First of all, come learn and innovate! We want to motivate you to do original research in this scientific area. Our competition is a way to test and compare your ideas. Our jury will also provide feedback on your solutions and ideas.

We will organize a workshop in December 2022. Top performing teams will be invited to present their work there. We also invite all teams to submit a workshop-style paper to document their findings, which will be peer-reviewed and published in the competition proceedings. Check out our schedule to learn more!

We plan to write a research paper based on the findings in the competition, coauthored by the working group. We will invite teams as coauthors whose findings are of sufficient scientific or policymaking novelty. This work will be submitted to a peer-reviewed journal. This work will also be reviewed for ethical use.

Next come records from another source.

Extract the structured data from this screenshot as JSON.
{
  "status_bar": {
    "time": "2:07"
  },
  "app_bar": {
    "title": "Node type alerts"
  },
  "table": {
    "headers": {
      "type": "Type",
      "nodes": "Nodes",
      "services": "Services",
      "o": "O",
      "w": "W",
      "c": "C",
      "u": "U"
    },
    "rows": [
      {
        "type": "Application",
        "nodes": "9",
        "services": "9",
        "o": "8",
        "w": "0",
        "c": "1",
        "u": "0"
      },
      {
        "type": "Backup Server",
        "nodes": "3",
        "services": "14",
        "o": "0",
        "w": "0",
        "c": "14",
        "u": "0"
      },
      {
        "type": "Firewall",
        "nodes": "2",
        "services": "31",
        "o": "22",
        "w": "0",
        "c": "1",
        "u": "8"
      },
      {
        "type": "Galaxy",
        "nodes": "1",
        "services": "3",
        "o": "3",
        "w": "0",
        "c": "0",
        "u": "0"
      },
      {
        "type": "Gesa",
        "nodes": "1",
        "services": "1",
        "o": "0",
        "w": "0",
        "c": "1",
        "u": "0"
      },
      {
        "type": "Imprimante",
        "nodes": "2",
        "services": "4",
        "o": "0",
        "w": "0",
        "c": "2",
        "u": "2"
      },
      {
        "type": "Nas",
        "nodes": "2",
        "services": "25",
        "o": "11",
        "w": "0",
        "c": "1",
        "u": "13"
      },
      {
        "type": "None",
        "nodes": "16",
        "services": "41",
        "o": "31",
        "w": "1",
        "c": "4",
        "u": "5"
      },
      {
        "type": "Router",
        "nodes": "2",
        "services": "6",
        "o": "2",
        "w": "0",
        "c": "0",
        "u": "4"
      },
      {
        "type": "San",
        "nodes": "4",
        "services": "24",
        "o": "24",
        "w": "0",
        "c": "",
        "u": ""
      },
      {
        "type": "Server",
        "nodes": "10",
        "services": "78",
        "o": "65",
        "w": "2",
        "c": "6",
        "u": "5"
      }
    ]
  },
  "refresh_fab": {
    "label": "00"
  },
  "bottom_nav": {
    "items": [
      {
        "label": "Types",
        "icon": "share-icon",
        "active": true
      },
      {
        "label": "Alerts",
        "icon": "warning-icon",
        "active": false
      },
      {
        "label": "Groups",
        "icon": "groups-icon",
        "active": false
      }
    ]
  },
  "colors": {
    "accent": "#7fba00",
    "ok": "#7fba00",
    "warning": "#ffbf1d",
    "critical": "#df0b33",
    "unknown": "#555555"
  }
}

Given sufficient findings, we intend to write a policy brief with actionable insights for policymakers. This brief will be distributed and promoted through our partners. We also plan to organize a marketing campaign, e.g., through blogs and press releases around the findings of the competition.

AI researchers, economists, climate scientists, behavioral scientists, and others

Good policy recommendations require rigorous and grounded technical work. Here are just a few examples of how you can contribute!

  • Implement negotiation protocols and climate agreements.
  • Extend the RICE-N climate-economic simulation to include more economic or climate features that may be necessary.
  • Model real-world agents using AI and domain knowledge.
  • Develop machine learning algorithms to enable rigorous experiments and analysis.
  • Visualize and analyze the outcomes under your proposed solution.
  • Work together with domain experts to understand what real-world requirements are important for your analysis and proposal.

Ethics, legal, and policy experts

Good science needs to be translated into good policy. Domain expertise (outside of AI, economics, or climate science) is crucial to help shape the analysis and communication of the results.

  • AI-driven policy analysis is an open research challenge. For example, what does "good" mean from a non-technical perspective?
  • What requirements are there for AI-driven policy analysis? For instance, regarding transparency, explainability, robustness, ethics, fairness, legality, precedence, and other dimensions?
  • Communicating outcomes to governments is just as necessary as the research itself. You could contribute to clear communications as well as defining actionable insights and targeted recommendations.